João Costa já tinha ouvido falar do talento que nascia naquele pavilhão, por sinal bem apetrechado com todos os aparelhos necessários para a prática da modalidade. Antigo ginasta da Associação de Desporto do Carregado (Alenquer) “às vezes ia lá treinar”, até se mudar em definitivo para o Estevense depois de a secção ser extinta no clube onde se iniciou aos 8 anos. “Todos os dias os meus pais fazem o esforço de me trazer aos treinos. Acredito que este ano vou conseguir chegar aos mundiais”, revela o ginasta que se prepara para mais uma série de saltos.

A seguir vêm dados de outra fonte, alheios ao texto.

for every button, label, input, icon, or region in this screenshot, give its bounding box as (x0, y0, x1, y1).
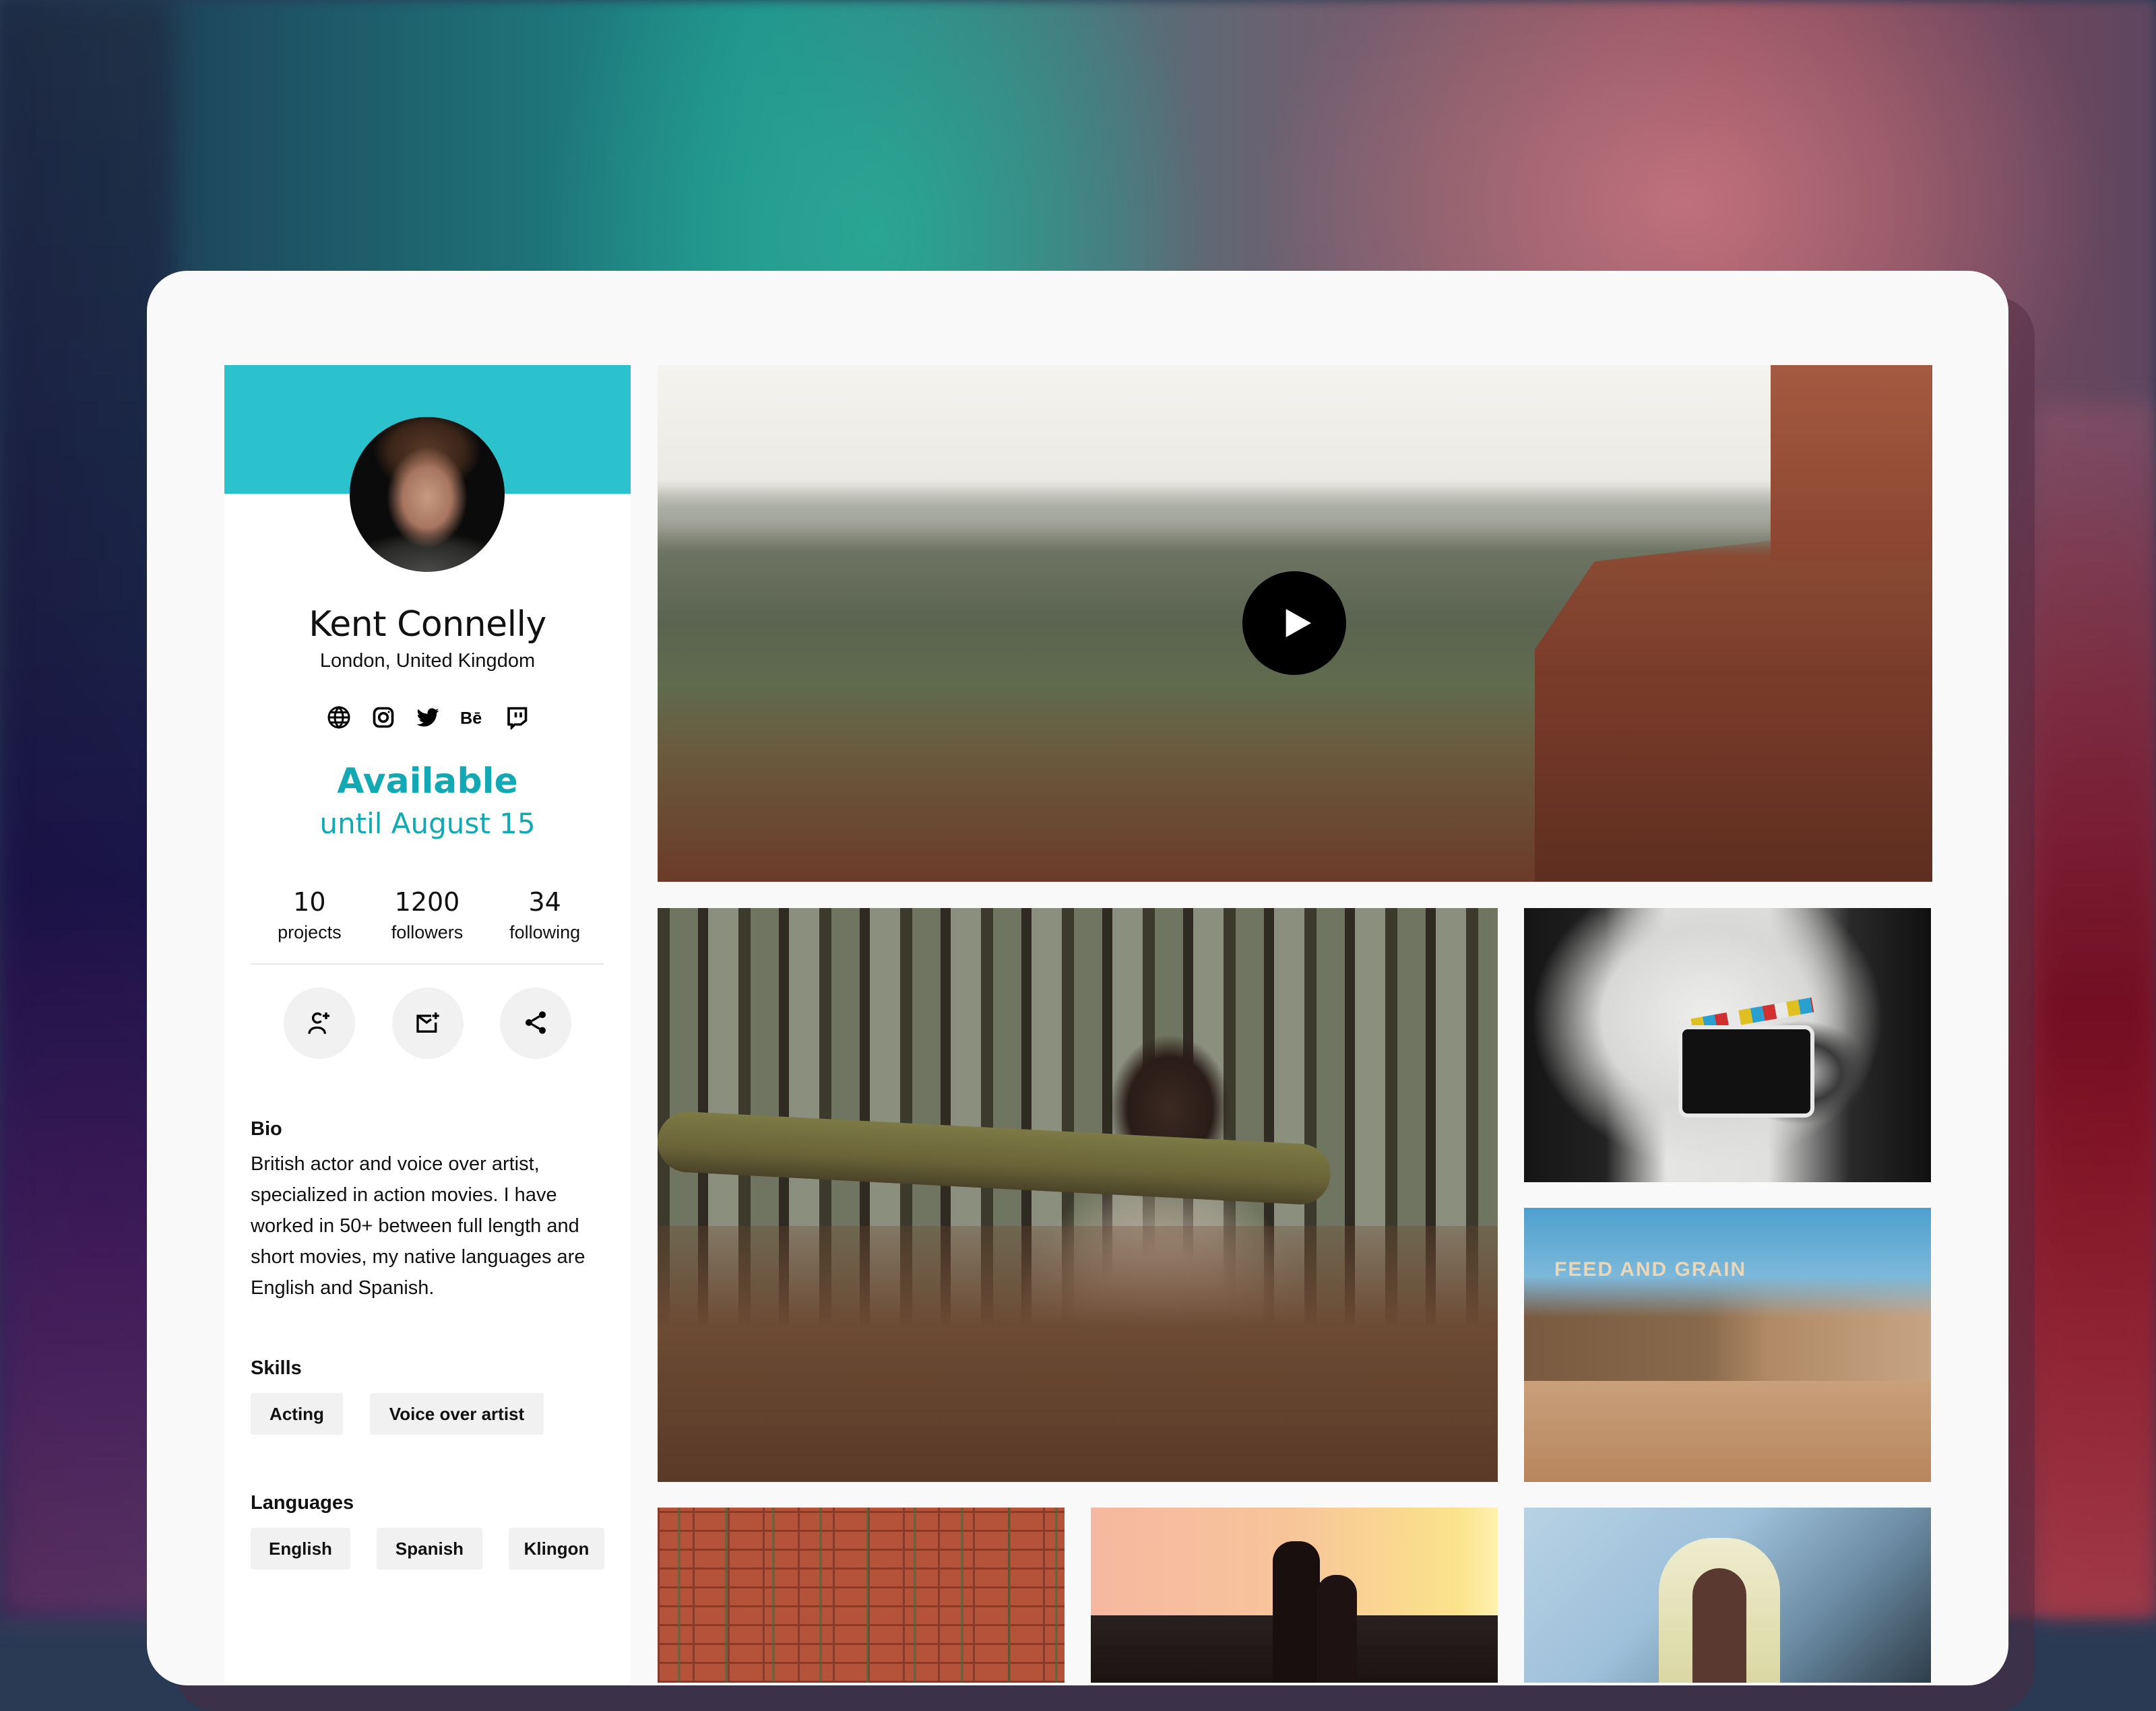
svg-text:Bē: Bē (460, 709, 482, 728)
profile-stats: 10 projects 1200 followers 34 following (251, 887, 604, 943)
gallery-image-clapper[interactable] (1524, 908, 1931, 1182)
language-chip[interactable]: Spanish (377, 1528, 482, 1570)
image-detail (1771, 365, 1932, 560)
share-icon (522, 1009, 549, 1038)
bio-text: British actor and voice over artist, spe… (251, 1153, 585, 1299)
profile-name: Kent Connelly (309, 604, 546, 645)
gallery-video-hero[interactable] (658, 365, 1932, 882)
bio-heading: Bio (251, 1118, 282, 1140)
divider (251, 963, 604, 965)
globe-icon[interactable] (327, 705, 351, 730)
profile-sidebar: Kent Connelly London, United Kingdom Bē … (224, 365, 631, 1685)
twitter-icon[interactable] (416, 705, 440, 730)
profile-card: Kent Connelly London, United Kingdom Bē … (147, 271, 2008, 1685)
image-detail (1273, 1541, 1320, 1683)
gallery-image-forest[interactable] (658, 908, 1498, 1482)
stat-label: followers (391, 922, 464, 942)
gallery-image-brick-wall[interactable] (658, 1508, 1065, 1683)
image-detail (658, 1508, 1065, 1683)
languages-heading: Languages (251, 1492, 354, 1514)
image-detail (658, 1110, 1332, 1206)
instagram-icon[interactable] (371, 705, 395, 730)
language-chip[interactable]: Klingon (509, 1528, 604, 1570)
western-sign: FEED AND GRAIN (1554, 1258, 1747, 1281)
availability-status: Available (337, 761, 518, 802)
stat-followers[interactable]: 1200 followers (369, 887, 486, 943)
stat-value: 10 (293, 887, 326, 917)
stat-value: 34 (528, 887, 561, 917)
image-detail (1317, 1575, 1357, 1683)
social-links: Bē (224, 705, 631, 730)
image-detail (1692, 1568, 1746, 1683)
gallery-image-sunset[interactable] (1091, 1508, 1498, 1683)
avatar (350, 417, 505, 572)
share-button[interactable] (500, 988, 571, 1059)
play-icon (1286, 609, 1311, 637)
stat-projects[interactable]: 10 projects (251, 887, 369, 943)
twitch-icon[interactable] (505, 705, 529, 730)
follow-user-icon (306, 1009, 333, 1038)
skills-heading: Skills (251, 1357, 302, 1379)
background-shape-right (2035, 404, 2156, 1617)
stat-label: projects (278, 922, 342, 942)
follow-button[interactable] (284, 988, 355, 1059)
image-detail (1682, 1029, 1810, 1113)
message-button[interactable] (392, 988, 464, 1059)
gallery-image-western-set[interactable]: FEED AND GRAIN (1524, 1208, 1931, 1482)
availability-until: until August 15 (319, 807, 536, 840)
image-detail (658, 1226, 1498, 1482)
skill-chip[interactable]: Acting (251, 1393, 343, 1435)
stat-following[interactable]: 34 following (486, 887, 604, 943)
gallery-image-hooded-figure[interactable] (1524, 1508, 1931, 1683)
profile-location: London, United Kingdom (319, 650, 536, 672)
language-chip[interactable]: English (251, 1528, 350, 1570)
behance-icon[interactable]: Bē (460, 705, 484, 730)
stat-label: following (509, 922, 581, 942)
image-detail (658, 486, 1932, 534)
stat-value: 1200 (394, 887, 460, 917)
skill-chip[interactable]: Voice over artist (370, 1393, 544, 1435)
play-button[interactable] (1242, 571, 1346, 675)
image-detail (1524, 1381, 1931, 1482)
add-message-icon (414, 1009, 441, 1038)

Quem também quer ir sempre mais longe e superar-se é Carolina Vaz. “Gosto da adrenalina e do risco que corro ao tentar um salto novo. Os meus pais não acharam muita piada quando me lesionei, mas deixar os trampolins não era uma hipótese para mim”, lembra a ginasta, de 18 anos, praticante desde os nove. Carolina Vaz teve o mesmo receio que muitos que por ali passam: o medo de competir, que só venceu depois de a terem convencido a participar numa prova. A partir daí tomou-lhe o gosto. Já foi a dois campeonatos do mundo, em Tóquio e na Bulgária, e foi este ano terceira na Scalabis Cup, competição internacional de ginástica de trampolim que se realiza em Santarém.